Celal sıfatı iki aşamalı olarak tecelli etmektedir. Birinci aşamasında celil sıfatının tecellisi kendini gösterirken ikincisinde ve son aşamasında ise celil sıfatı belirmektedir. Celil sıfatı; yoğunlaşmış enerji denilen derinlerin derinindeki uyumun, atom altı parçacıkların birbirinin ayağına basmadan uyum içinde dans eder gibi veya Mevlana’nın sema ayini gibi sundukları gösterinin sahibidir.
Yüce yaradan buyuruyor ki; size celil sifatimla yani bir elimle her parçası raks eden ve sema ayini sunan bu alemi yarattım ve bu ahengin bir parçası olmaktan başka çıkar yolu olmayan insana emanet ettim. Cemal sıfatımla da her yarattığıma güzel bir gömlek giydirdim. Celil ve celal sıfatlarımı gömleğin içinde gizledim. Eğer emaneti korursan bu sema ayini devam eder. Eğer evrensel uyumun parçası olmayı ret eder ve ekolojik dengeyle oynarsan bu alemi sana dar ederim. Sana celal sifatmla yani diğer elimle tecelli ederim. Bu tecelliyi de karşına çok küçük bir numune gibi sunduğum atom bombasının çalışma prensibi olan E= M.C kare diye isimlendirdiğin kanunumla tecelli ederim kaçacak bir delik bile bulamazsın…
Türkiye’de Kuantum mekaniğini kavramış ve entelektüel bazda dünyanın gidişatından haberi var gibi görünen birkaç kalem sahibi tanıyoruz. Hürriyet yazarı İsmet Berkan bunlardan birisidir. Mehmet Barlas’ın da aynı malumata sahip olduğunu zannediyorum. Eğer basit bir malumat füruş değilse Hadi Uluengin de bu alemden bahsediyor ara sıra..

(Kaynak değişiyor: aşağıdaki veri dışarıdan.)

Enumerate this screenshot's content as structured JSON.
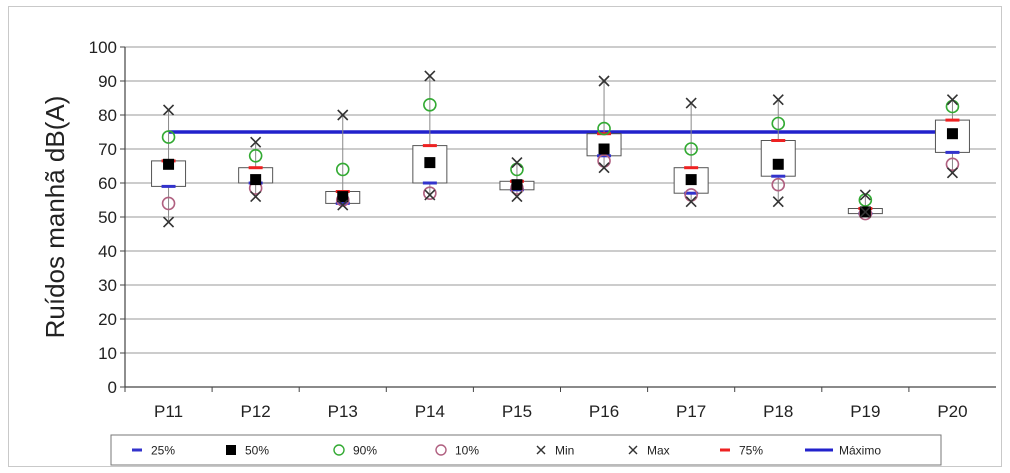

Murad-ı İlahi ile bilimsel verilerin sergilediği çok nefis bir Dans gösterisi var 21. Yüzyıl entelektüellerinin önünde. Muhyiddin-i Arabi nin söylediği iddia ediliyor; arif için din önemli değildir. Sakın ha bu sözü yarım akıllı aydınlar veya yarım akıllı fakihler gibi algılamayın. Pir burada arif için dünyadaki muhteşem ahengin sahibini tanıdıktan sonra rabıtayı ilahinin kopmasına imkân yoktur demek istiyor.

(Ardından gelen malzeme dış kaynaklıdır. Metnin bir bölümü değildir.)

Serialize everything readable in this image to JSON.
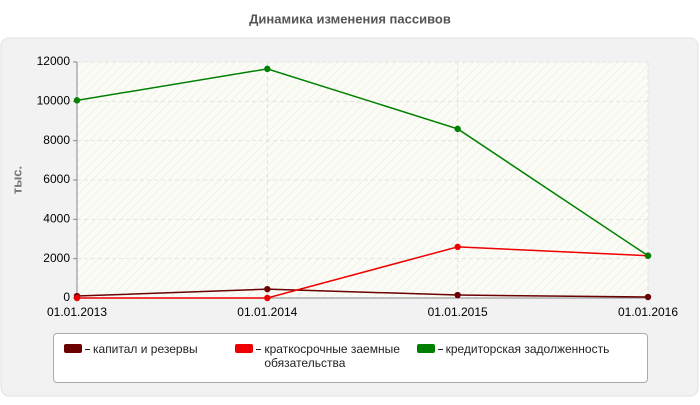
{
  "chart_data": {
    "type": "line",
    "title": "Динамика изменения пассивов",
    "y_label": "тыс.",
    "categories": [
      "01.01.2013",
      "01.01.2014",
      "01.01.2015",
      "01.01.2016"
    ],
    "series": [
      {
        "name": "капитал и резервы",
        "color": "#6b0000",
        "values": [
          100,
          450,
          150,
          50
        ]
      },
      {
        "name": "краткосрочные заемные обязательства",
        "color": "#ee0000",
        "values": [
          0,
          0,
          2600,
          2150
        ]
      },
      {
        "name": "кредиторская задолженность",
        "color": "#008000",
        "values": [
          10050,
          11650,
          8600,
          2150
        ]
      }
    ],
    "ylim": [
      0,
      12000
    ],
    "yticks": [
      0,
      2000,
      4000,
      6000,
      8000,
      10000,
      12000
    ],
    "grid": true
  }
}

İsmet Berkan, Mehmet Barlas ve malumat sahibi diğer zekâlar sizlere soruyorum;
Bu kâinattaki muhteşem ahengi algılayabilecek kadar size pencereler açmış olan yüce yaradana bir bağlılık duygunuz varsa hiçbir derinliği olmayan, dünyalık peşinde kendini ailesini, şerefini haysiyetini berbat eden eçhel bir ekibe neden müdana yapıyorsunuz? Neden hainlerin elinde oyuncak olma sürecine suskun kalıyor ve hatta destek oluyorsunuz.
Görüyorsunuz; adam bu işin adamı değil, dirayet olmadığından her şey arapsaçı oldu. Ve sonunda hainler yani evrensel uyumun en büyük düşmanları evrensel uyumun ayrılmaz parçası haline getirildiler. Olmaz, olamaz Bu hem kuantum mekaniğine hem matematiğe hem tıbba hem biyolojiye hem de imana aykırı tutum ve davranışlardır. Eşyanın tabiatını bozuyorlar siz de sesinizi çıkarmıyorsunuz. Sizin ödeyeceğiniz bedel belki de çok ağır olacaktır.